Sorry if this is a silly question, but: imagine there are two agents on a finite 2d plane. Each agent knows her location but not the other's, and they want to find the relative directions between them (i.e. agent A wants to find unit vector in direction of agent B and vice versa), without compromising their locations. The agents communicate directly (so can't use a 3rd party that will have both their locations and provide the directions). Is there a protocol that the agents can use? I feel like there's a very simple solution I'm missing.
My first approach was to try to converge on a distant point to which they share direction, but couldn't think of a way to compare directions to the distance point without exposing their locations after two iterations (maybe something with locality-sensitive hashing?)
Another approach was using homomorphic encryption, but again I couldn't figure how to have both locations encrypted by the same key to perform the calculation.
Thanks!
Edits in response to comments:
There aren't sensors capable of physically inferring the direction, the agents only have a digital communication channel (e.g. two mobile devices communicating over the internet).
As for leaking information, some information about the location (the direction) has to be compromised as @obareey mentioned, and it's also fine if some information about the distance leaks, as long as there's a way to limit this leakage while still calculating an accurate direction.
I'm more interested in the information-communication aspect than the physical aspects. So the situation is similar to having two computer programs wanting to find relative directions in some shared conceptual plane without exposing individual positions.
The one-dimensional version of this problem, where A and B each have a number and they want to decide whose number is greater, is Yao’s millionaires’ problem with various known solutions.
We can reduce the two-dimensional problem to the one-dimensional problem as follows.
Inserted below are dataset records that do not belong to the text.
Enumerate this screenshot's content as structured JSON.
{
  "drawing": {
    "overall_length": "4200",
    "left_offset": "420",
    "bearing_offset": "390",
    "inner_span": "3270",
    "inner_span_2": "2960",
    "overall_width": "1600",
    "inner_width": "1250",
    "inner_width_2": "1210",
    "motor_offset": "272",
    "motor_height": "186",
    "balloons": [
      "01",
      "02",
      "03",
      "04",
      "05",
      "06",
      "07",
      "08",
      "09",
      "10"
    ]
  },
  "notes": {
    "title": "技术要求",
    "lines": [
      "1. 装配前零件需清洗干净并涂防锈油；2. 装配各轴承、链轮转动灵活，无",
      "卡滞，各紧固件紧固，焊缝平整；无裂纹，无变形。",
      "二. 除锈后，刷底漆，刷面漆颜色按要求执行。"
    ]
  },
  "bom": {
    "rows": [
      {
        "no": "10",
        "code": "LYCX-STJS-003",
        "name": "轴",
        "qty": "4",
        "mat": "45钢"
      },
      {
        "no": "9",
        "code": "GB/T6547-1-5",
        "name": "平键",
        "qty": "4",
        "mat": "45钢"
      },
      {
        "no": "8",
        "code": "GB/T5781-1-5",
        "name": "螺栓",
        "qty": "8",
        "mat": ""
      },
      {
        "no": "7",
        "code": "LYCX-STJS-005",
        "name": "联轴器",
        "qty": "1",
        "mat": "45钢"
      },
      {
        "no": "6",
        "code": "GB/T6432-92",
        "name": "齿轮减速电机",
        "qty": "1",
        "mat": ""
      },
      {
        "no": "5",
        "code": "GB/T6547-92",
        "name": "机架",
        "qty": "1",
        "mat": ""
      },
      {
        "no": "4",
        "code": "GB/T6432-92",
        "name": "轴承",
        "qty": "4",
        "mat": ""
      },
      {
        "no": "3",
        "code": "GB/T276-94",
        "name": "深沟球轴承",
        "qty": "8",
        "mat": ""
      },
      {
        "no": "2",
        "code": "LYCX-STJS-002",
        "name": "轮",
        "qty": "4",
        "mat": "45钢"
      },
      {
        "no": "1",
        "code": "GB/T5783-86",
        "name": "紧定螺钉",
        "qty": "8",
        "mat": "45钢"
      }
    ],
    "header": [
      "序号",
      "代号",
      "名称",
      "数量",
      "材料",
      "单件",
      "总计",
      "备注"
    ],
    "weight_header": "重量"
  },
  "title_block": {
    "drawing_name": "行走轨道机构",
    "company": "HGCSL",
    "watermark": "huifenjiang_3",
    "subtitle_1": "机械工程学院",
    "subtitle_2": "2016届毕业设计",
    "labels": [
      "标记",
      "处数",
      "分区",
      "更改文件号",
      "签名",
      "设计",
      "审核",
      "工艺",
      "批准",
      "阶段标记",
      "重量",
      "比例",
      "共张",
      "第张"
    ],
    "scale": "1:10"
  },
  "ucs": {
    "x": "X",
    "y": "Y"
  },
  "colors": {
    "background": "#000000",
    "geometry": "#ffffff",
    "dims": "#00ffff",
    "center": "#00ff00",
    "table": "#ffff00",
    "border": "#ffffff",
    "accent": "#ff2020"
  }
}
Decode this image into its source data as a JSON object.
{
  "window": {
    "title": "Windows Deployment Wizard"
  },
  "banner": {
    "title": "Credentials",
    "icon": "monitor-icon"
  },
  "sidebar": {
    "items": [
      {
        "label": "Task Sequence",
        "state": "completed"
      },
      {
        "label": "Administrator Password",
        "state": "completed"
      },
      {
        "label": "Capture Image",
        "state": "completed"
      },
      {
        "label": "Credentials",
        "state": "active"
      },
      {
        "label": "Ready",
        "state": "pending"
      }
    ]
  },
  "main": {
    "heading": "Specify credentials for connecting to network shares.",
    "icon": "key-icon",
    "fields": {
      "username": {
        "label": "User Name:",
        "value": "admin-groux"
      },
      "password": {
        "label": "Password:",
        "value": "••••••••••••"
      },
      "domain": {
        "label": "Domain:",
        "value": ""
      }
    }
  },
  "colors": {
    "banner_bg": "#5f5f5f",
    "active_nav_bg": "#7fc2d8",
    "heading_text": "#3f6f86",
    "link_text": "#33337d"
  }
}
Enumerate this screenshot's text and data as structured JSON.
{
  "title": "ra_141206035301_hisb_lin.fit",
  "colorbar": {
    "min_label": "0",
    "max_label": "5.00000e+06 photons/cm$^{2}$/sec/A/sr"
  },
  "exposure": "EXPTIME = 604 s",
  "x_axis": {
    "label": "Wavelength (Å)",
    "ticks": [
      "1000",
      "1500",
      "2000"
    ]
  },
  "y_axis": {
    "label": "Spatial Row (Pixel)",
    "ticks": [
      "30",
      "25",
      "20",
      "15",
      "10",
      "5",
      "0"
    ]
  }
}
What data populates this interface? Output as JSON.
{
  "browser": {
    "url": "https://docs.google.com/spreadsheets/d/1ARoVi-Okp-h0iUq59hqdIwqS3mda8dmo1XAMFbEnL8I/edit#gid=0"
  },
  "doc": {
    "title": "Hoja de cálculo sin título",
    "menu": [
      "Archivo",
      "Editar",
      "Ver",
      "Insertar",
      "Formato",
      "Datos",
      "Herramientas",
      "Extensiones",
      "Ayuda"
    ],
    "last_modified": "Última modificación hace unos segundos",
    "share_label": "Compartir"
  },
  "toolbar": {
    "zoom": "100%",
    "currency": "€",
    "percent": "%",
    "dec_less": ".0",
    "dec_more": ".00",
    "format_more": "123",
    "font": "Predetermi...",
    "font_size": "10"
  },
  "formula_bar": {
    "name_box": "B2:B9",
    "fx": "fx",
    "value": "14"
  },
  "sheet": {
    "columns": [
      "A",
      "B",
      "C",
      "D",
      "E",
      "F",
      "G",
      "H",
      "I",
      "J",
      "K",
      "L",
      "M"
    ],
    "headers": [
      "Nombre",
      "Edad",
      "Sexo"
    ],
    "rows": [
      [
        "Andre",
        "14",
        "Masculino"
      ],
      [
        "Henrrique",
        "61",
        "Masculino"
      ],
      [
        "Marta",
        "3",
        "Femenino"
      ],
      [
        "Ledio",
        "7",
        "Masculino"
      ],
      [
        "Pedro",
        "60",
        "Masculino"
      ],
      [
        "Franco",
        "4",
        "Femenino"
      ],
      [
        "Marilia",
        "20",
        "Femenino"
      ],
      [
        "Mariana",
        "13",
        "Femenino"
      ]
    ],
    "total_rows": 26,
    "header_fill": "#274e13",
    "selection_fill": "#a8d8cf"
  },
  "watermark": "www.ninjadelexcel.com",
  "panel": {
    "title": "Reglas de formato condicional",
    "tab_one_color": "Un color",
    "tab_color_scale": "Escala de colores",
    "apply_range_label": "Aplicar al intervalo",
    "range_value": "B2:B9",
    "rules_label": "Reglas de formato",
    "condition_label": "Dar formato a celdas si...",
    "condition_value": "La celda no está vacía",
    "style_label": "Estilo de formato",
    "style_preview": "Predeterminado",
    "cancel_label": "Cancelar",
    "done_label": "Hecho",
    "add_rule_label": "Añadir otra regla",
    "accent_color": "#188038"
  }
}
Let $\vec v$ be an arbitrary unit vector, say $(1, 0)$. Agent A at position $\vec a$ computes $x = \vec a \cdot \vec v$, and agent B at position $\vec b$ computes $y = \vec b \cdot \vec v$. They use the one-dimensional protocol to decide which of $x$ or $y$ is greater. This narrows the direction to a 180° range without revealing any other information. They now replace $\vec v$ with a unit vector perpendicular to the middle of this range and repeat the protocol, narrowing the direction to a 90° range. They continue in this way, bisecting the range at each step, until the direction is determined to within a desired tolerance.